SEBI proposes new measures to curb retail participation in options trading, including raising the minimum trading amount, reducing contract expiries, and hiking trading margins.
India, Bollywood Fever: India’s markets regulator, the Securities and Exchange Board of India (SEBI), proposed several measures on Tuesday aimed at curbing a trading frenzy in the options market. The proposals include raising the minimum trading amount by over three times, reducing the number of weekly contract expiries, and increasing trading margins.
These steps follow an increase in tax on derivative transactions announced last week. The objective is to reduce the participation of retail investors in the options market, which traders say will significantly impact trading volumes.
Authorities have been increasingly concerned about speculative trading by retail investors, who have been channeling their savings into India’s booming options market. Data shows that the monthly notional value of derivatives traded reached a global high of 9,504 trillion rupees in May. Retail investor participation in derivative trading volumes has surged to 41% so far in 2024, up from just 2% in 2018.
SEBI Chairperson Madhabi Puri Buch stated that until last year, the growing interest in options trading was seen primarily as an investor protection issue, but it has now become a macroeconomic concern.
Large positions in index options and “hyperactive and abnormal trading” close to the day of expiry have implications for market stability, SEBI noted.
The proposed measures include:
- Raising the minimum trading size of new options to 1.5 million to 2 million rupees ($18,000-$24,000) from the current 500,000 rupees. This size will increase to 3 million rupees after six months.
- Limiting exchanges to offering options on a single benchmark index each week. Currently, India’s two leading exchanges offer multiple option contracts weekly, resulting in nearly daily expiries.
- Increasing margins on near-term expiries and requiring brokerages to collect premiums upfront.
SEBI has invited feedback on these proposals by August 20 before issuing final rules.
Amit Kumar Gupta, founder of Fintrekk Capital, described the changes as “massive” and predicted they would reduce retail volumes in options trading and affect high-frequency and algorithmic traders, as well as exchanges.

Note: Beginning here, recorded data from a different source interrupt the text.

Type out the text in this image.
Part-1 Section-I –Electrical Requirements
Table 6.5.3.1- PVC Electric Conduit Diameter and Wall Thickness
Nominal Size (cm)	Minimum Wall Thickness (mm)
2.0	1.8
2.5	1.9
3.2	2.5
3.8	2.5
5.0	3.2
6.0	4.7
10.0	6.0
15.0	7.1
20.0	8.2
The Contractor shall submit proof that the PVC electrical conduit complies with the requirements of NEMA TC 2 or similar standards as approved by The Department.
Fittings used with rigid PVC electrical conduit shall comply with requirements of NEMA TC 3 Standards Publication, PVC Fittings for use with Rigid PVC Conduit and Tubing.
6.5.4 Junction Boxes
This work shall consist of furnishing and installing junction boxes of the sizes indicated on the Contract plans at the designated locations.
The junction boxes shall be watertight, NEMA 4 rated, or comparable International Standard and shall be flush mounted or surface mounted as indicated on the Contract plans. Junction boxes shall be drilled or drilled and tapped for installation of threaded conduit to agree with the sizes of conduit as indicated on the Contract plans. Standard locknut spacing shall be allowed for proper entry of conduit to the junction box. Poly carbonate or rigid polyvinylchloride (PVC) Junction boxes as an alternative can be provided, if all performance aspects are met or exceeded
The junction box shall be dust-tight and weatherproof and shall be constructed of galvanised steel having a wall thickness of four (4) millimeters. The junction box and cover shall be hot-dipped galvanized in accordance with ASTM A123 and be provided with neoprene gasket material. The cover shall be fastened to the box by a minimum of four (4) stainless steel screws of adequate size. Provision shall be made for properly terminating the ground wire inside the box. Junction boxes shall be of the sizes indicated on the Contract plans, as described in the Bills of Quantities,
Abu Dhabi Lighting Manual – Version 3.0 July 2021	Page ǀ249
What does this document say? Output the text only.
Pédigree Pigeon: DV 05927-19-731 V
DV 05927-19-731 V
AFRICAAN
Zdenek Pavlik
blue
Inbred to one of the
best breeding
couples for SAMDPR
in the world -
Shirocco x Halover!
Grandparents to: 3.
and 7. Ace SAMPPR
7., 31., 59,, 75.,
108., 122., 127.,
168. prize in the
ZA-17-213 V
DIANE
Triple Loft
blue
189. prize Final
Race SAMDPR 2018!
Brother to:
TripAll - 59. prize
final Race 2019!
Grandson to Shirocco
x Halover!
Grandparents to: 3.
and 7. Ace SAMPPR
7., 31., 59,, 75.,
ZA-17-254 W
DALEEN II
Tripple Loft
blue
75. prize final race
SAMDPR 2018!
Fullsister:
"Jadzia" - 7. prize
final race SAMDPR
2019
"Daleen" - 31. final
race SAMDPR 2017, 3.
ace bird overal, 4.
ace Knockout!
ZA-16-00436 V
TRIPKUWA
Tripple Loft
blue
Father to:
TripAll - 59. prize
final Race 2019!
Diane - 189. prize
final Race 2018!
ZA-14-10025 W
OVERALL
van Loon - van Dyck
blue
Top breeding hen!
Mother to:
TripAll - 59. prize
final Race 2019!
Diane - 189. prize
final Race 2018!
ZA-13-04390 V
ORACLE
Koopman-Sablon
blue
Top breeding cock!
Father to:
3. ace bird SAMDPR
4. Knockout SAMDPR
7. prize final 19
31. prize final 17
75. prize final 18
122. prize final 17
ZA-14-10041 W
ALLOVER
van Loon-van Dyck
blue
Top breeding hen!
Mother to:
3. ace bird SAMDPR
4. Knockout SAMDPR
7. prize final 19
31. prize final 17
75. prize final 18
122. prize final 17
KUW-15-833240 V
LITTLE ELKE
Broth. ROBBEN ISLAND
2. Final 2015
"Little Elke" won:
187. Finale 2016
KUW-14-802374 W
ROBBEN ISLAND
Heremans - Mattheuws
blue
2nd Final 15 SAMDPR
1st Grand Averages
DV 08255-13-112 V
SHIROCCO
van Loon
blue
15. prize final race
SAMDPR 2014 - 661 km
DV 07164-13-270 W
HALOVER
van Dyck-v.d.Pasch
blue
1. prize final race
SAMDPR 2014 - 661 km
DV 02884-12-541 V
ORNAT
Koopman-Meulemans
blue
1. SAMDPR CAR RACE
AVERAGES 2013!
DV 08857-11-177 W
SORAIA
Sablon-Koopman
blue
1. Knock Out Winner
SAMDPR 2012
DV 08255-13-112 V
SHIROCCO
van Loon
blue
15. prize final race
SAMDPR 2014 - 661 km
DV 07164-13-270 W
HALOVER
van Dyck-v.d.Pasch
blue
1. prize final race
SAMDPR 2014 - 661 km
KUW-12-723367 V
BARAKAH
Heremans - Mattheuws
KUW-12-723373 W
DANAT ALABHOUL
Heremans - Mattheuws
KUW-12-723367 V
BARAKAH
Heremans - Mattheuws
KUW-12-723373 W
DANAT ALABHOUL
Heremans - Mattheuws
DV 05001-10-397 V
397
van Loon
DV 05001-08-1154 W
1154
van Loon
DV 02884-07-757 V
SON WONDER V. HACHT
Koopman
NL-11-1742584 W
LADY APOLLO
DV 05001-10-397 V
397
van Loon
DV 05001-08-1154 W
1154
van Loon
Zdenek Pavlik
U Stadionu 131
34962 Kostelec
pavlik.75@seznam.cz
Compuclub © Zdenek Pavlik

Rajesh Baheti, managing director at trading firm Crosseas Capital Services, suggested that increasing the contract size is the most practical solution to prevent retail investors from trading options. “SEBI should begin with only the lot size change which will curb retail entry. The securities transaction tax rise will also affect volumes. Other changes can be kept in abeyance and SEBI should implement changes one variable at a time,” Baheti said.
The measures are part of SEBI’s broader efforts to stabilize the market and protect retail investors from excessive risk.